The skinny man hovered behind her until she moved along toward the front door. But along the way she noticed a familiar frame on the wall and walked to it. Her tiny Whistler.
A small tag hanging from twine showed a penciled price, just a number without a crass dollar sign—5.
V turned to the man and said, I’ll give you three dollars.
—The frame itself is worth at least five.
—I see scratches. And I’ll have to find something to fit it. It’s an odd size.
—If three’s all you have . . .
—Have is not the point. Three dollars is what I’m willing to pay.
—I’ll wrap it, and it will be ready tomorrow afternoon.
—Wrap it, and I’ll take it with me, V said.
THAT NIGHT SHE PROPPED THE WHISTLER on a table and looked at it a long time—a little faded but still so beautiful.
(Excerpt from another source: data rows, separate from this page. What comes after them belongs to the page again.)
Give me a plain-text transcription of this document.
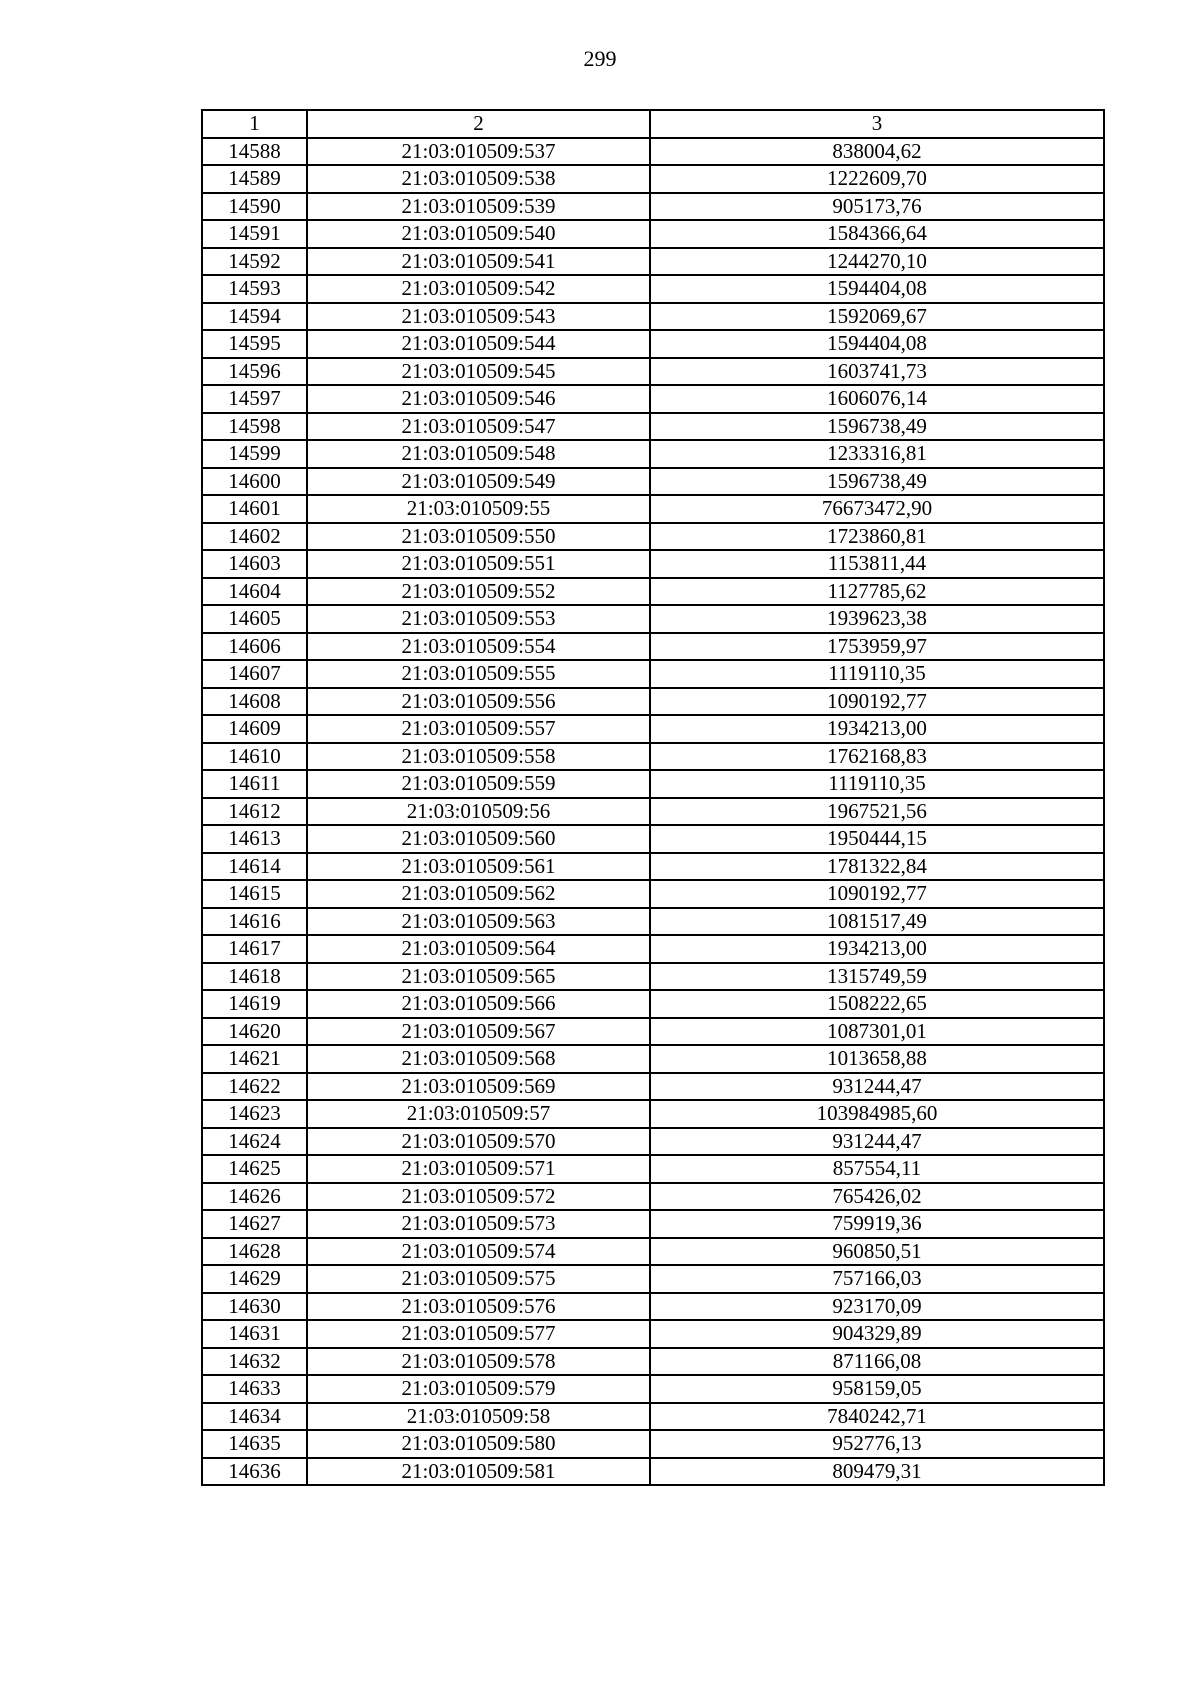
299
1	2	3
14588	21:03:010509:537	838004,62
14589	21:03:010509:538	1222609,70
14590	21:03:010509:539	905173,76
14591	21:03:010509:540	1584366,64
14592	21:03:010509:541	1244270,10
14593	21:03:010509:542	1594404,08
14594	21:03:010509:543	1592069,67
14595	21:03:010509:544	1594404,08
14596	21:03:010509:545	1603741,73
14597	21:03:010509:546	1606076,14
14598	21:03:010509:547	1596738,49
14599	21:03:010509:548	1233316,81
14600	21:03:010509:549	1596738,49
14601	21:03:010509:55	76673472,90
14602	21:03:010509:550	1723860,81
14603	21:03:010509:551	1153811,44
14604	21:03:010509:552	1127785,62
14605	21:03:010509:553	1939623,38
14606	21:03:010509:554	1753959,97
14607	21:03:010509:555	1119110,35
14608	21:03:010509:556	1090192,77
14609	21:03:010509:557	1934213,00
14610	21:03:010509:558	1762168,83
14611	21:03:010509:559	1119110,35
14612	21:03:010509:56	1967521,56
14613	21:03:010509:560	1950444,15
14614	21:03:010509:561	1781322,84
14615	21:03:010509:562	1090192,77
14616	21:03:010509:563	1081517,49
14617	21:03:010509:564	1934213,00
14618	21:03:010509:565	1315749,59
14619	21:03:010509:566	1508222,65
14620	21:03:010509:567	1087301,01
14621	21:03:010509:568	1013658,88
14622	21:03:010509:569	931244,47
14623	21:03:010509:57	103984985,60
14624	21:03:010509:570	931244,47
14625	21:03:010509:571	857554,11
14626	21:03:010509:572	765426,02
14627	21:03:010509:573	759919,36
14628	21:03:010509:574	960850,51
14629	21:03:010509:575	757166,03
14630	21:03:010509:576	923170,09
14631	21:03:010509:577	904329,89
14632	21:03:010509:578	871166,08
14633	21:03:010509:579	958159,05
14634	21:03:010509:58	7840242,71
14635	21:03:010509:580	952776,13
14636	21:03:010509:581	809479,31
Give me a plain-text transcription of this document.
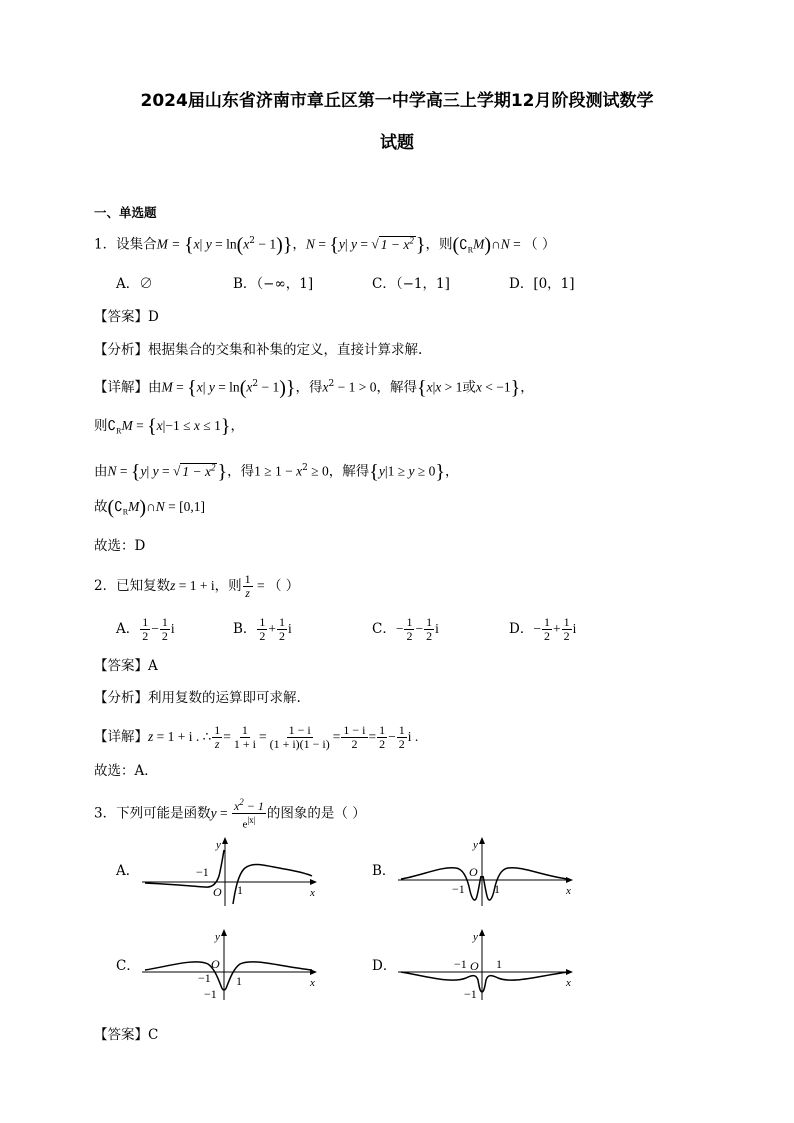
2024届山东省济南市章丘区第一中学高三上学期12月阶段测试数学
试题
一、单选题
1．设集合M = {x| $y = \ln(x^2 - 1)$}，N = {y| y = √ $1 - x^2$ }，则$(∁_RM)\cap N$ = （ ）
A．∅	B．（−∞，1]	C．（−1，1]	D．[0，1]
【答案】D
【分析】根据集合的交集和补集的定义，直接计算求解.
【详解】由M = {x| $y = \ln(x^2 - 1)$}，得$x^2 - 1 > 0$，解得{x|x > 1或x < −1}，
则$∁_RM = \{x|-1 \le x \le 1\}$，
由N = {y| y = √ $1 - x^2$ }，得$1 \ge 1 - x^2 \ge 0$，解得{y|1 ≥ y ≥ 0}，
故$(∁_RM)\cap N = [0,1]$
故选：D
2．已知复数z = 1 + i，则 $\frac{1}{z}$ = （ ）
A． $\frac{1}{2} - \frac{1}{2}$ i	B． $\frac{1}{2} + \frac{1}{2}$ i	C．− $\frac{1}{2} - \frac{1}{2}$ i	D．− $\frac{1}{2} + \frac{1}{2}$ i
【答案】A
【分析】利用复数的运算即可求解.
【详解】z = 1 + i . ∴ $\frac{1}{z} = \frac{1}{1 + i} = \frac{1 - i}{(1 + i)(1 - i)} = \frac{1 - i}{2} = \frac{1}{2} - \frac{1}{2}$ i .
故选：A．
3．下列可能是函数$y = \frac{x^2 - 1}{e^{|x|}}$ 的图象的是（ ）
A．
y
x
O
−1
1
B．
y
x
O
−1 1
C．
y
x
O
−1 1
−1
D．
y
x
O
−1 1
−1
【答案】C
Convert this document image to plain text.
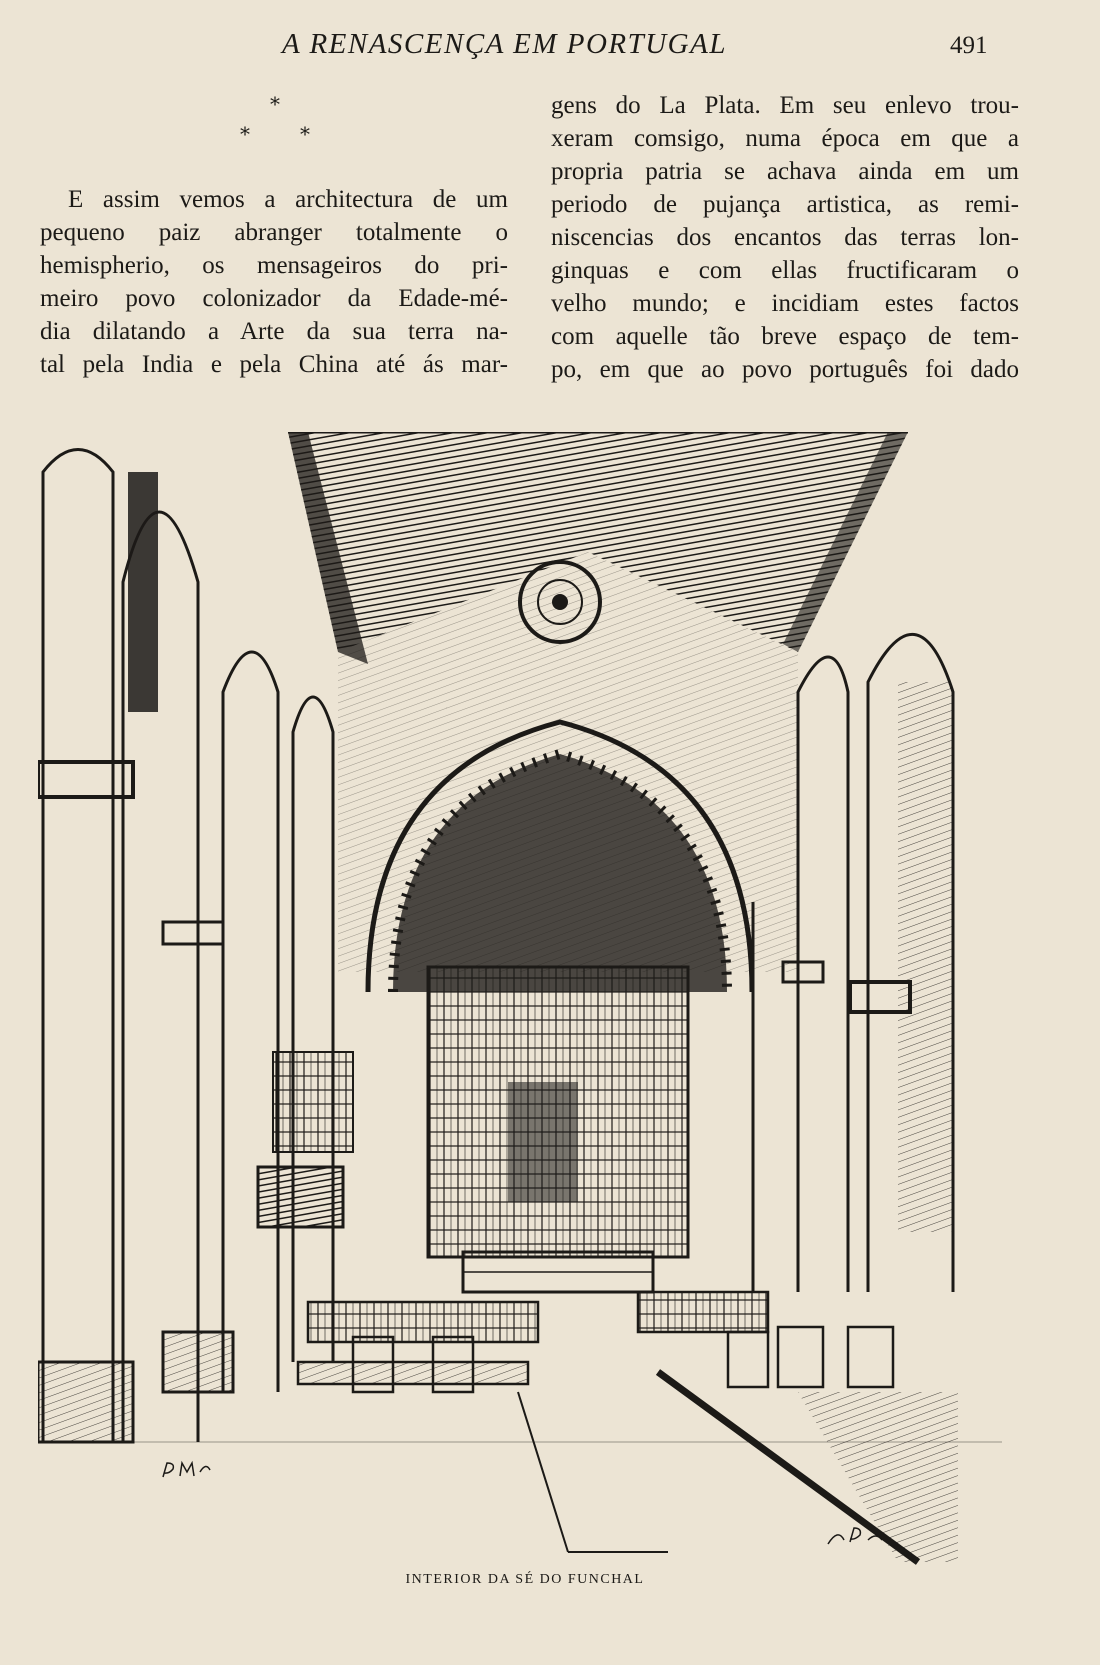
A RENASCENÇA EM PORTUGAL	491
*
*	*
E assim vemos a architectura de um
pequeno paiz abranger totalmente o
hemispherio, os mensageiros do pri-
meiro povo colonizador da Edade-mé-
dia dilatando a Arte da sua terra na-
tal pela India e pela China até ás mar-
gens do La Plata. Em seu enlevo trou-
xeram comsigo, numa época em que a
propria patria se achava ainda em um
periodo de pujança artistica, as remi-
niscencias dos encantos das terras lon-
ginquas e com ellas fructificaram o
velho mundo; e incidiam estes factos
com aquelle tão breve espaço de tem-
po, em que ao povo português foi dado
INTERIOR DA SÉ DO FUNCHAL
She had bought it—just the little rectangle of thick paper—one day while Jeff was secretary of war. He walked her through the offices and workplaces of the department. In a large room with tall windows, young men worked at drafting tables drawing maps. As Jeff explained what they were doing—the process and the importance of mapmaking for the nation’s defense—V noticed a slim almost-boy with long curly hair hunched over a large paper. He would have been pretty but for the nose. She walked over and said, Excuse me.